Les Soviétiques aimaient aussi beaucoup les chanteurs de pop italienne comme Celentano, Pupo, Al Bano & Romina Power et, bien sûr, la variété avec les hits des pop stars soviétiques. Ainsi, la nuit disco typique en URSS comprenait de la musique américaine, anglaise, allemande, italienne, française, suédoise et soviétique, aussi étrange que cela puisse paraître. Et les goûts musicaux de la population russe n’ont pas beaucoup changé depuis les années 80.
Les discothèques attiraient également le marché noir, et les billets pour y accéder étaient souvent contrefaits.
Les barmans servaient souvent des cocktails mélangés à de l’alcool bon marché. Des hommes venaient vendre des vêtements et jeans occidentaux sous la table. Ces endroits sont devenus de véritables plaques tournantes de la culture et du commerce alternatifs.
Steve Miller Band – Abracadabra
Boney M – Rasputin
Dschinghis Khan – Rocking son of Dschinghis Khan
Modern Talking – Brother Louie
Sergueï Minaev – Brother Louie
Durant les soirées d’étudiants, les DJ tentaient de jouer des morceaux ayant une signification et d’apporter un certain enseignement musical aux masses. Ils passaient notamment les Pink Floyd, King Crimson, ou encore Yes.

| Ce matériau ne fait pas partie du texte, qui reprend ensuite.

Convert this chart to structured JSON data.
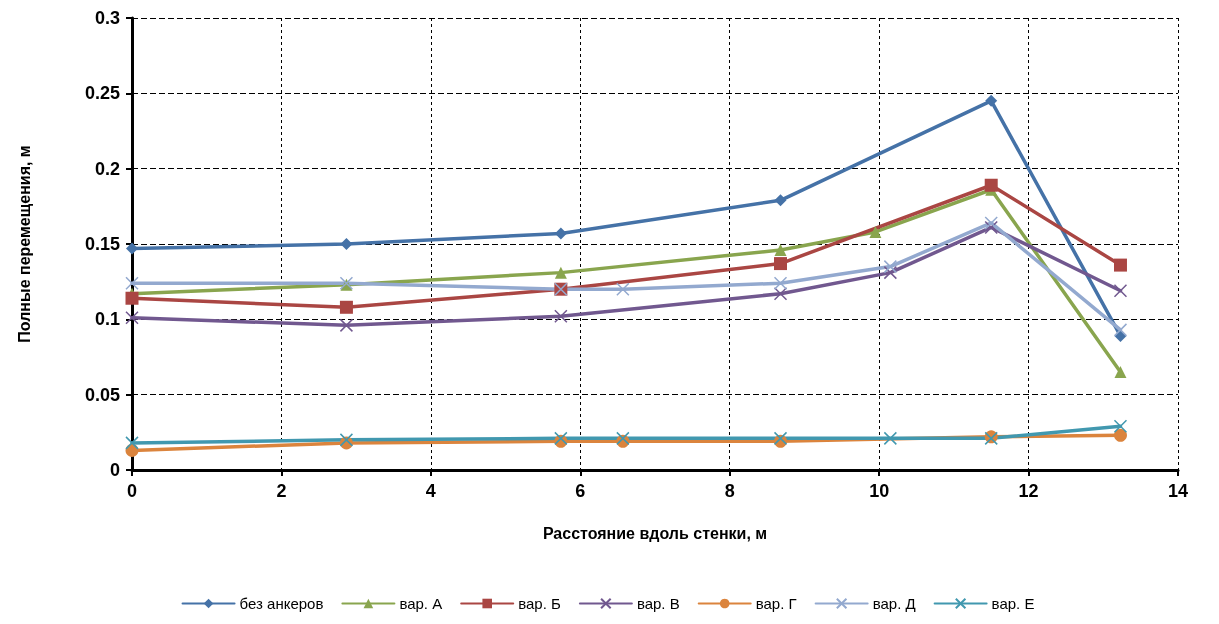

Les DJ étaient parfois accompagnés d’un speaker, qui pouvait prononcer des discours sur le rock occidental, par exemple.
Faute de matériel technique et à cause d’autres manquements en URSS, les DJ n’utilisaient qu’une paire de magnétophones comme principal outil.
L’usage de tourne-disques était problématique car le vinyle d’une star occidentale coûtait quasiment un mois de salaire sur le marché noir. Personne ne voulait donc risquer d’endommager ou de perdre ces précieux objets durant une performance.
Les magnétophones habituellement utilisés par les DJ pour leur set comprenaient de la musique préparée pour la soirée sur un enregistreur, et un autre pour les demandes du public, très fréquentes dans les discothèques soviétiques, tout comme la « danse blanche » (musique au rythme lent sur laquelle les femmes invitaient les hommes à danser). Les demandes de morceaux et les « danses blanches » ont été héritées des soirées dansantes traditionnelles de l’Union soviétique, avant l’engouement pour le disco.
Magnétophone Thaïka-66
La génération des années 80, qui a maintenant atteint la cinquantaine, est encore active et cherche parfois à se remémorer le bon vieux temps. Des fêtes communément appelées « Discothèque des années 80 » sont ainsi organisées dans beaucoup de villes russes.
À Moscou, la « Discothèque des années 80 » a lieu chaque année au stade olympique et attire des milliers personnes qui chantent et dansent ensemble sur leurs morceaux préférés des eighties.
F.R. David – interview à la « Discothèque des années 80 » en 2003
Black – Wonderful Life – « Discothèque des années 80 » 2013 (2012)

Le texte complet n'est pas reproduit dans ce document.